Logarithms are incredibly helpful in simplifying complex expressions. They have properties that make it easier to merge multiple logarithmic terms. For instance, one key property is the **power rule**. This rule states that multiplying a logarithm by a number is equivalent to raising the base to that power and then taking the logarithm.

• Power Rule: \( a \ln b = \ln(b^a) \)

In the given expression, this rule transforms each term, such as \( 2 \ln x \) to \( \ln(x^2) \). Another important property is the **product rule**:

• Product Rule: \( \ln a + \ln b = \ln(ab) \)

This allows us to combine addition of logs into a log of a product. There is also the **quotient rule**:

• Quotient Rule: \( \ln a - \ln b = \ln\left(\frac{a}{b}\right) \)

Understanding these properties is crucial as they facilitate the transition from multiple logarithmic terms into a single, consolidated expression.

The goal of simplifying logarithmic expressions is often to express them in the simplest form possible, sometimes reducing multiple terms to a single logarithm. To do this, applying the properties of logarithms is essential.
In our specific case, we begin by applying the power rule to each term in the given expression. For example, \( 3 \ln(x y) \) converts to \( \ln((x y)^3) \). This approach helps handle exponents systematically.

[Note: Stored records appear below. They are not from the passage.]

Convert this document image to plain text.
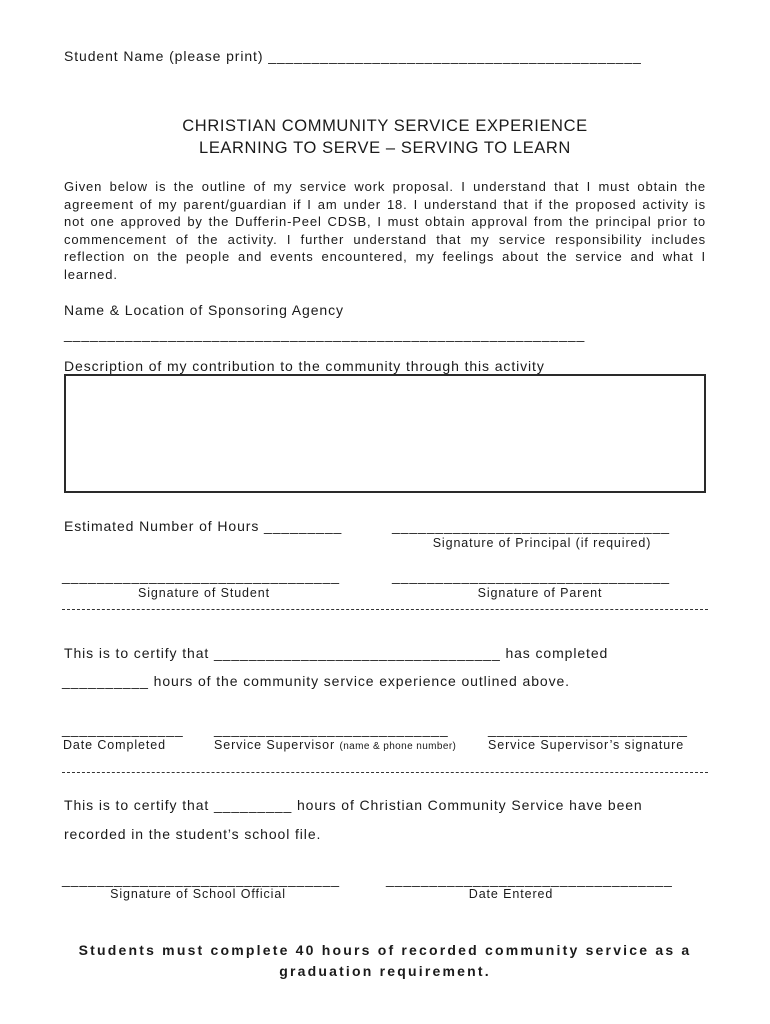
Student Name (please print) ___________________________________________
CHRISTIAN COMMUNITY SERVICE EXPERIENCE
LEARNING TO SERVE – SERVING TO LEARN
Given below is the outline of my service work proposal. I understand that I must obtain the agreement of my parent/guardian if I am under 18. I understand that if the proposed activity is not one approved by the Dufferin-Peel CDSB, I must obtain approval from the principal prior to commencement of the activity. I further understand that my service responsibility includes reflection on the people and events encountered, my feelings about the service and what I learned.
Name & Location of Sponsoring Agency
____________________________________________________________
Description of my contribution to the community through this activity
Estimated Number of Hours _________	________________________________
Signature of Principal (if required)
________________________________
Signature of Student
________________________________
Signature of Parent
This is to certify that _________________________________ has completed
__________ hours of the community service experience outlined above.
______________
Date Completed
___________________________
Service Supervisor (name & phone number)
_______________________
Service Supervisor’s signature
This is to certify that _________ hours of Christian Community Service have been
recorded in the student’s school file.
________________________________
Signature of School Official
_________________________________
Date Entered
Students must complete 40 hours of recorded community service as a
graduation requirement.
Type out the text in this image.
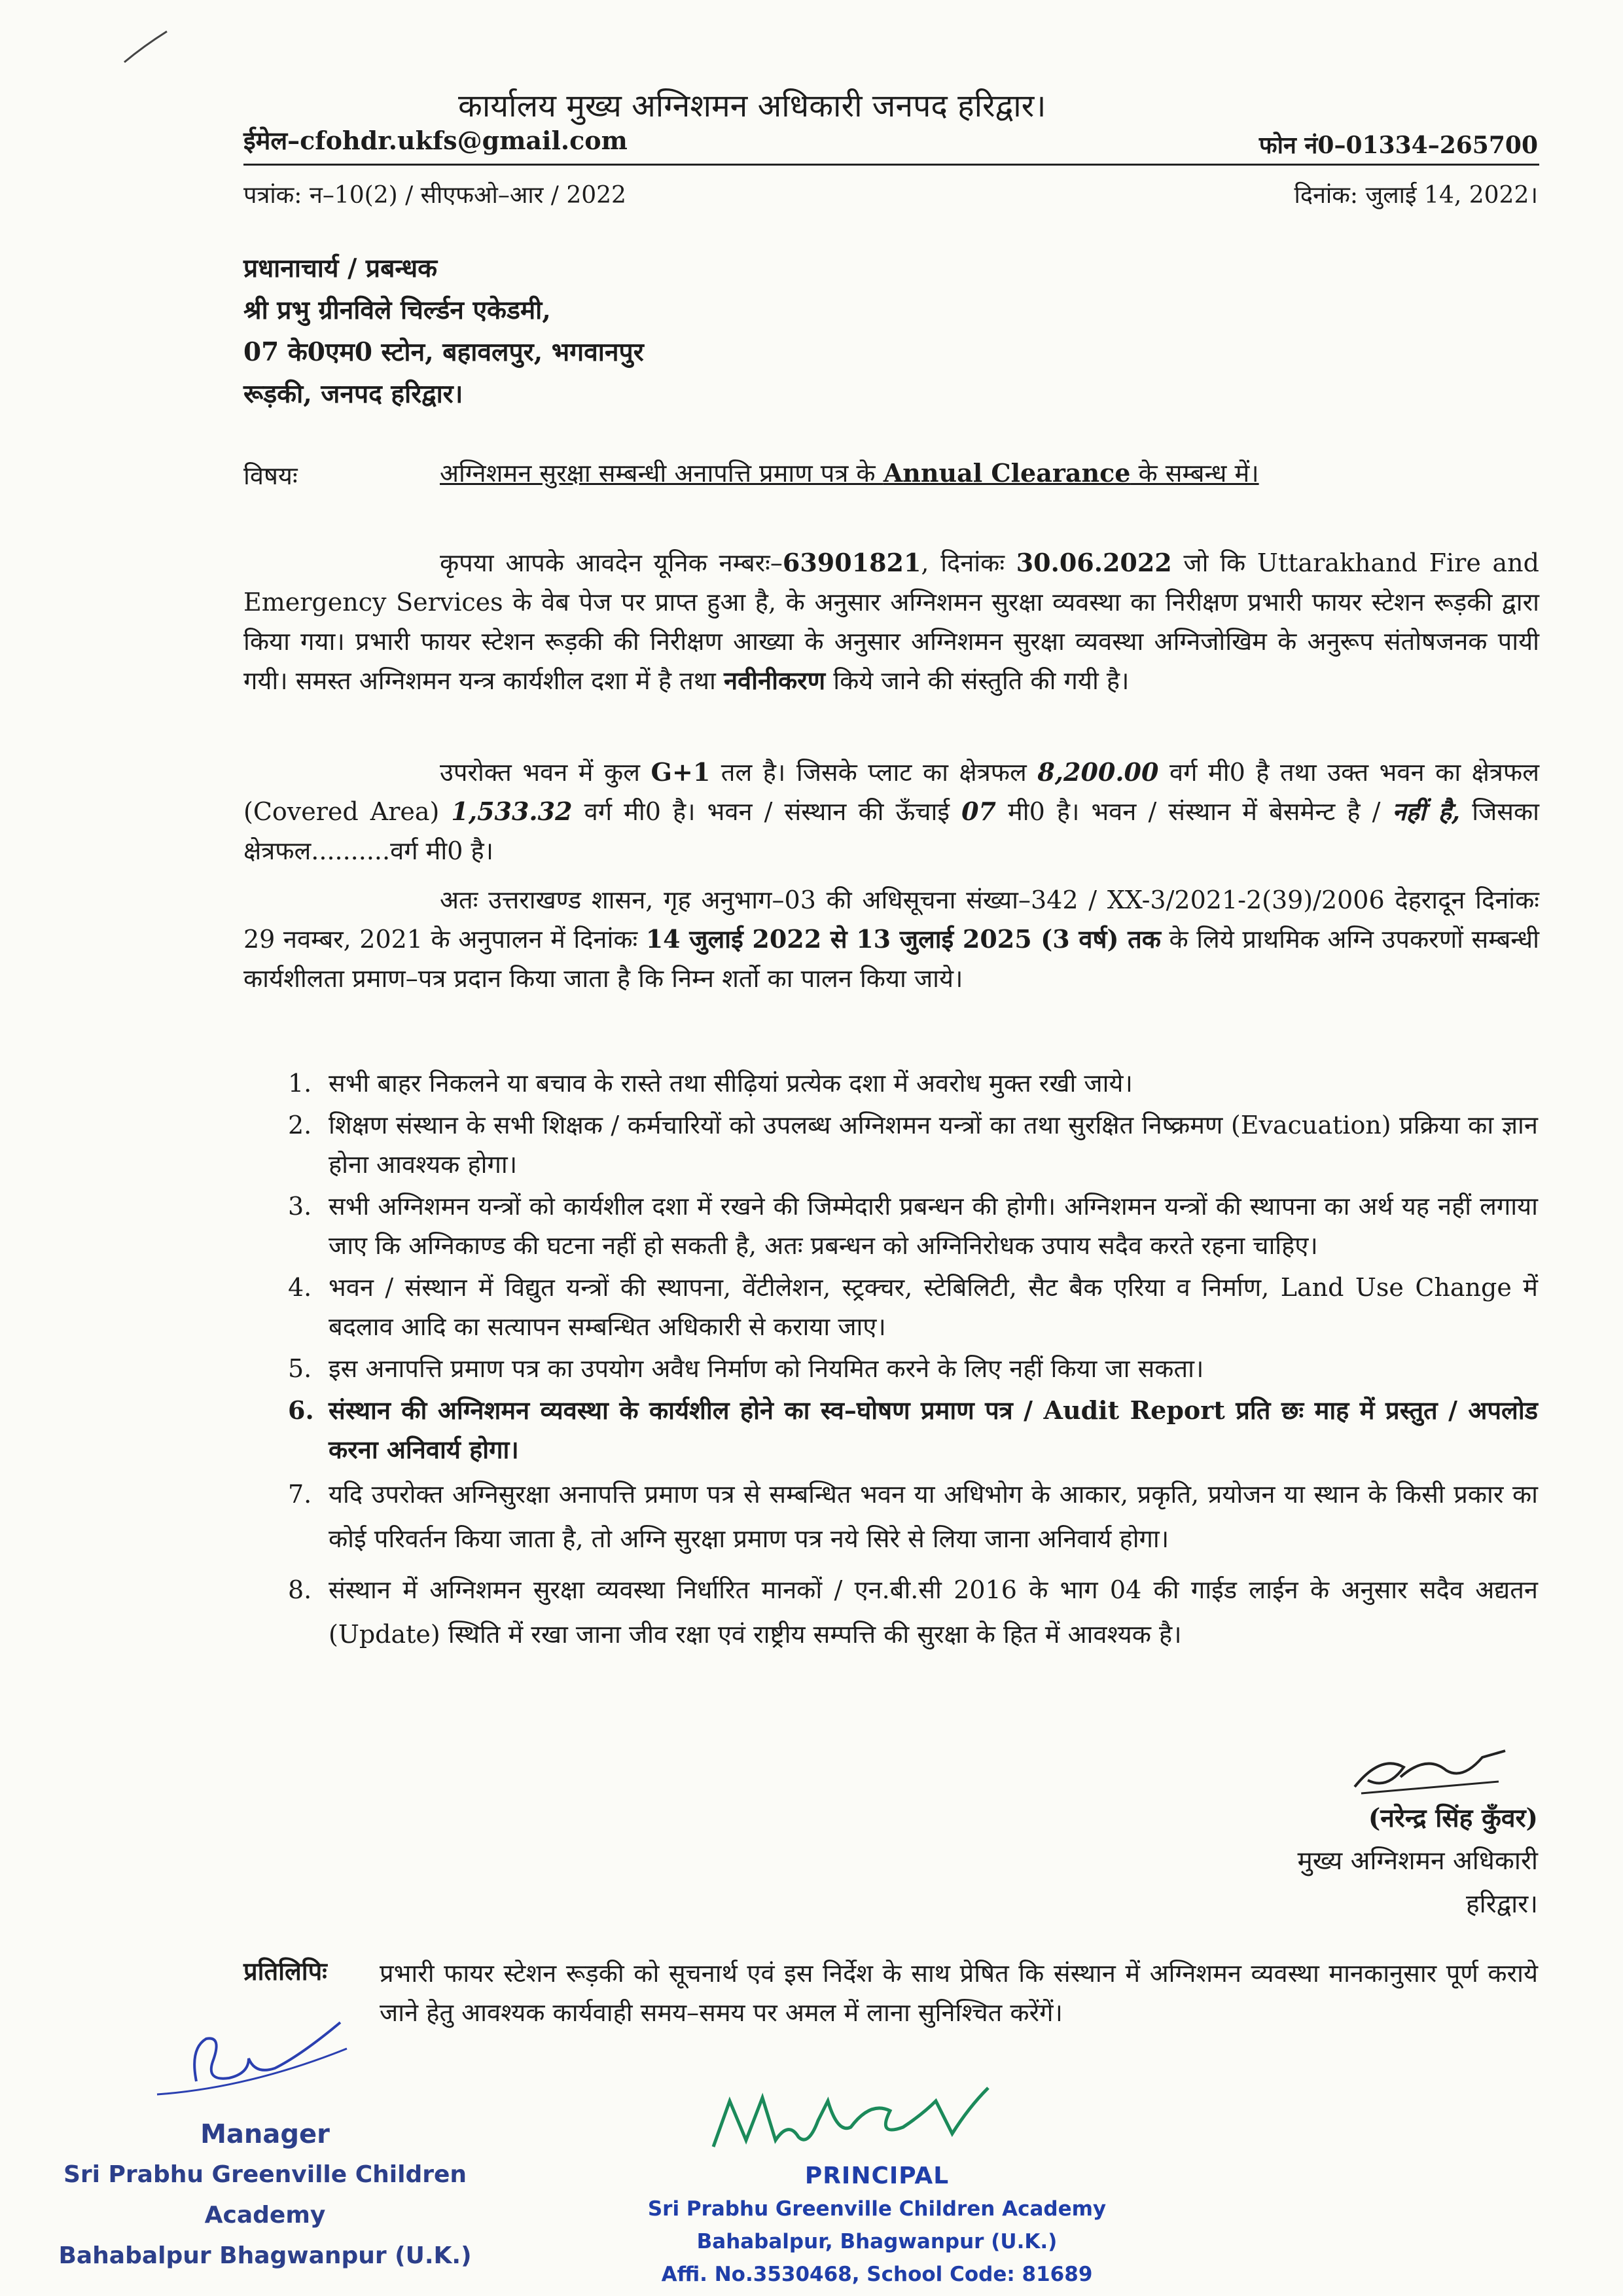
कार्यालय मुख्य अग्निशमन अधिकारी जनपद हरिद्वार।
ईमेल–cfohdr.ukfs@gmail.com	फोन नं0–01334–265700
पत्रांक: न–10(2) / सीएफओ–आर / 2022	दिनांक: जुलाई 14, 2022।
प्रधानाचार्य / प्रबन्धक
श्री प्रभु ग्रीनविले चिर्ल्डन एकेडमी,
07 के0एम0 स्टोन, बहावलपुर, भगवानपुर
रूड़की, जनपद हरिद्वार।
विषयः	अग्निशमन सुरक्षा सम्बन्धी अनापत्ति प्रमाण पत्र के Annual Clearance के सम्बन्ध में।
कृपया आपके आवदेन यूनिक नम्बरः–63901821, दिनांकः 30.06.2022 जो कि Uttarakhand Fire and Emergency Services के वेब पेज पर प्राप्त हुआ है, के अनुसार अग्निशमन सुरक्षा व्यवस्था का निरीक्षण प्रभारी फायर स्टेशन रूड़की द्वारा किया गया। प्रभारी फायर स्टेशन रूड़की की निरीक्षण आख्या के अनुसार अग्निशमन सुरक्षा व्यवस्था अग्निजोखिम के अनुरूप संतोषजनक पायी गयी। समस्त अग्निशमन यन्त्र कार्यशील दशा में है तथा नवीनीकरण किये जाने की संस्तुति की गयी है।
उपरोक्त भवन में कुल G+1 तल है। जिसके प्लाट का क्षेत्रफल 8,200.00 वर्ग मी0 है तथा उक्त भवन का क्षेत्रफल (Covered Area) 1,533.32 वर्ग मी0 है। भवन / संस्थान की ऊँचाई 07 मी0 है। भवन / संस्थान में बेसमेन्ट है / नहीं है, जिसका क्षेत्रफल..........वर्ग मी0 है।
अतः उत्तराखण्ड शासन, गृह अनुभाग–03 की अधिसूचना संख्या–342 / XX-3/2021-2(39)/2006 देहरादून दिनांकः 29 नवम्बर, 2021 के अनुपालन में दिनांकः 14 जुलाई 2022 से 13 जुलाई 2025 (3 वर्ष) तक के लिये प्राथमिक अग्नि उपकरणों सम्बन्धी कार्यशीलता प्रमाण–पत्र प्रदान किया जाता है कि निम्न शर्तो का पालन किया जाये।
1. सभी बाहर निकलने या बचाव के रास्ते तथा सीढ़ियां प्रत्येक दशा में अवरोध मुक्त रखी जाये।
2. शिक्षण संस्थान के सभी शिक्षक / कर्मचारियों को उपलब्ध अग्निशमन यन्त्रों का तथा सुरक्षित निष्क्रमण (Evacuation) प्रक्रिया का ज्ञान होना आवश्यक होगा।
3. सभी अग्निशमन यन्त्रों को कार्यशील दशा में रखने की जिम्मेदारी प्रबन्धन की होगी। अग्निशमन यन्त्रों की स्थापना का अर्थ यह नहीं लगाया जाए कि अग्निकाण्ड की घटना नहीं हो सकती है, अतः प्रबन्धन को अग्निनिरोधक उपाय सदैव करते रहना चाहिए।
4. भवन / संस्थान में विद्युत यन्त्रों की स्थापना, वेंटीलेशन, स्ट्रक्चर, स्टेबिलिटी, सैट बैक एरिया व निर्माण, Land Use Change में बदलाव आदि का सत्यापन सम्बन्धित अधिकारी से कराया जाए।
5. इस अनापत्ति प्रमाण पत्र का उपयोग अवैध निर्माण को नियमित करने के लिए नहीं किया जा सकता।
6. संस्थान की अग्निशमन व्यवस्था के कार्यशील होने का स्व–घोषण प्रमाण पत्र / Audit Report प्रति छः माह में प्रस्तुत / अपलोड करना अनिवार्य होगा।
7. यदि उपरोक्त अग्निसुरक्षा अनापत्ति प्रमाण पत्र से सम्बन्धित भवन या अधिभोग के आकार, प्रकृति, प्रयोजन या स्थान के किसी प्रकार का कोई परिवर्तन किया जाता है, तो अग्नि सुरक्षा प्रमाण पत्र नये सिरे से लिया जाना अनिवार्य होगा।
8. संस्थान में अग्निशमन सुरक्षा व्यवस्था निर्धारित मानकों / एन.बी.सी 2016 के भाग 04 की गाईड लाईन के अनुसार सदैव अद्यतन (Update) स्थिति में रखा जाना जीव रक्षा एवं राष्ट्रीय सम्पत्ति की सुरक्षा के हित में आवश्यक है।
(नरेन्द्र सिंह कुँवर)
मुख्य अग्निशमन अधिकारी
हरिद्वार।
प्रतिलिपिः प्रभारी फायर स्टेशन रूड़की को सूचनार्थ एवं इस निर्देश के साथ प्रेषित कि संस्थान में अग्निशमन व्यवस्था मानकानुसार पूर्ण कराये जाने हेतु आवश्यक कार्यवाही समय–समय पर अमल में लाना सुनिश्चित करेंगें।
Manager
Sri Prabhu Greenville Children Academy
Bahabalpur Bhagwanpur (U.K.)
PRINCIPAL
Sri Prabhu Greenville Children Academy
Bahabalpur, Bhagwanpur (U.K.)
Affi. No.3530468, School Code: 81689
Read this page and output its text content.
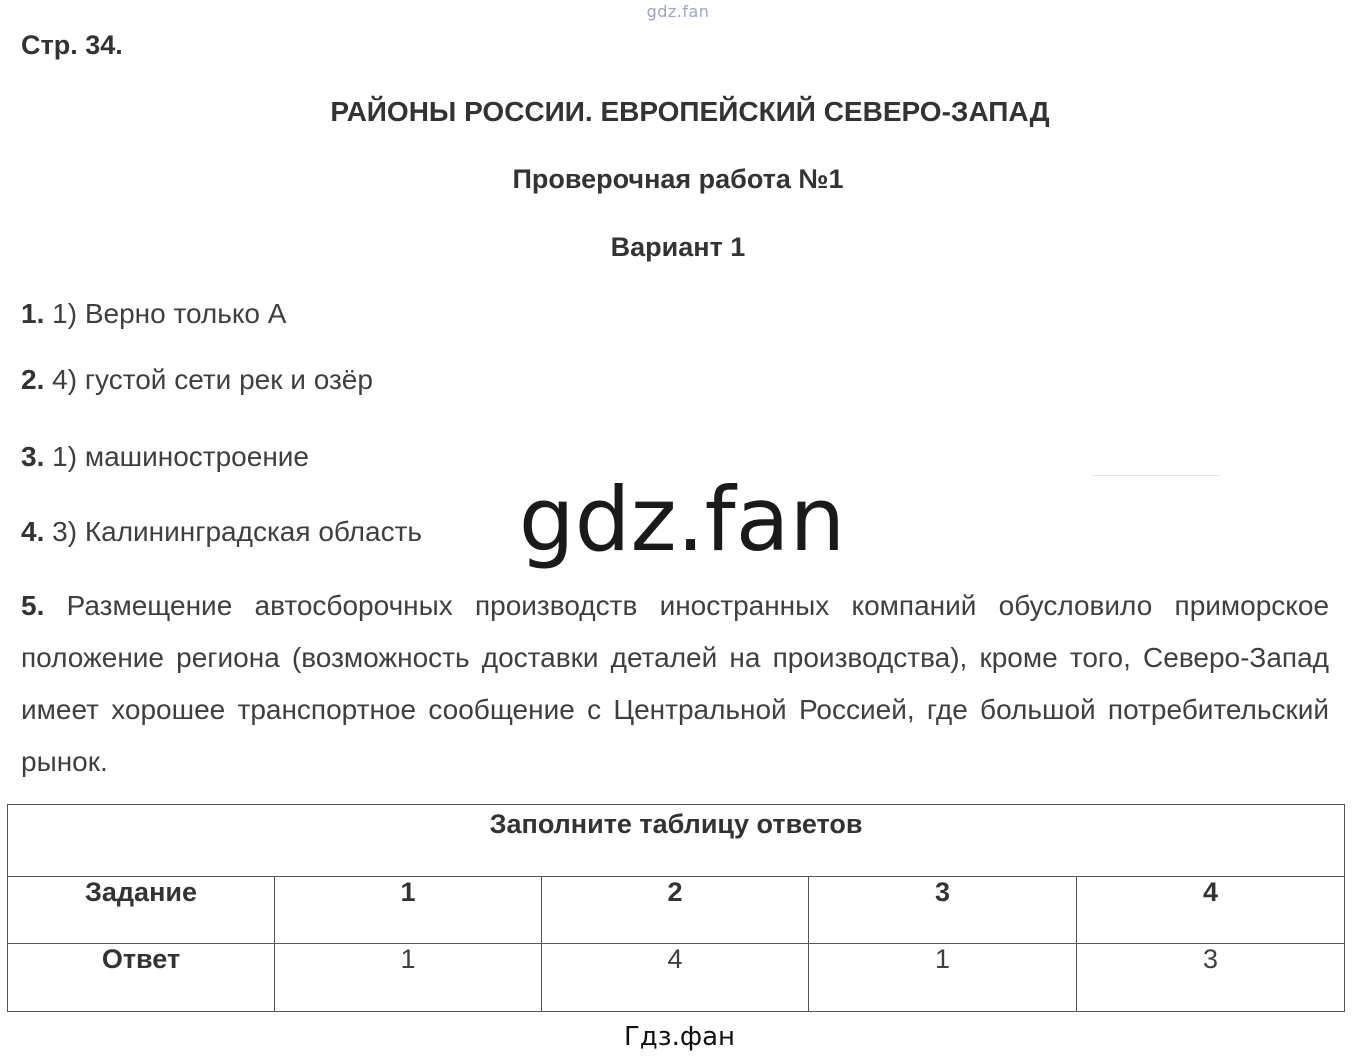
gdz.fan
Стр. 34.
РАЙОНЫ РОССИИ. ЕВРОПЕЙСКИЙ СЕВЕРО-ЗАПАД
Проверочная работа №1
Вариант 1
1. 1) Верно только А
2. 4) густой сети рек и озёр
3. 1) машиностроение
4. 3) Калининградская область	gdz.fan
5. Размещение автосборочных производств иностранных компаний обусловило приморское положение региона (возможность доставки деталей на производства), кроме того, Северо-Запад имеет хорошее транспортное сообщение с Центральной Россией, где большой потребительский рынок.
Заполните таблицу ответов				
Задание	1	2	3	4
Ответ	1	4	1	3
Гдз.фан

• Simplifying \( 4 \ln \left( \frac{1}{y} \right) \) follows the same logic: first transform it to \( \ln\left(\left(\frac{1}{y}\right)^4\right) = \ln\left(\frac{1}{y^4}\right) \).

After dealing with exponents, combining logs using the quotient rule is the next step. This involves subtracting logs, which is equivalent to dividing their arguments. Eventually, it results in consolidating all terms into a single logarithm.

In mathematics, especially in logarithmic expressions, performing algebraic manipulation is fundamental to achieving a simplified result.
For instance, once each term has been transformed using logarithmic rules, combining them requires thoughtful use of algebra. Initially, we rewrote the expression using the power rule.
Then, we carefully applied the quotient rule to group the terms together.

• The expression \( \ln(x^2) - \ln\left(\frac{1}{y^4}\right) - \ln((x y)^3) \) becomes \( \ln\left(\frac{x^2 y^4}{(x y)^3}\right) \).

Finally, simplifying the fraction \( \frac{x^2 y^4}{x^3 y^3} \) results in \( \frac{y}{x} \). This requires careful division of the terms to ensure all components are simplified correctly. Such steps demonstrate the power of algebraic manipulation in deriving a more direct and neat representation of complex expressions.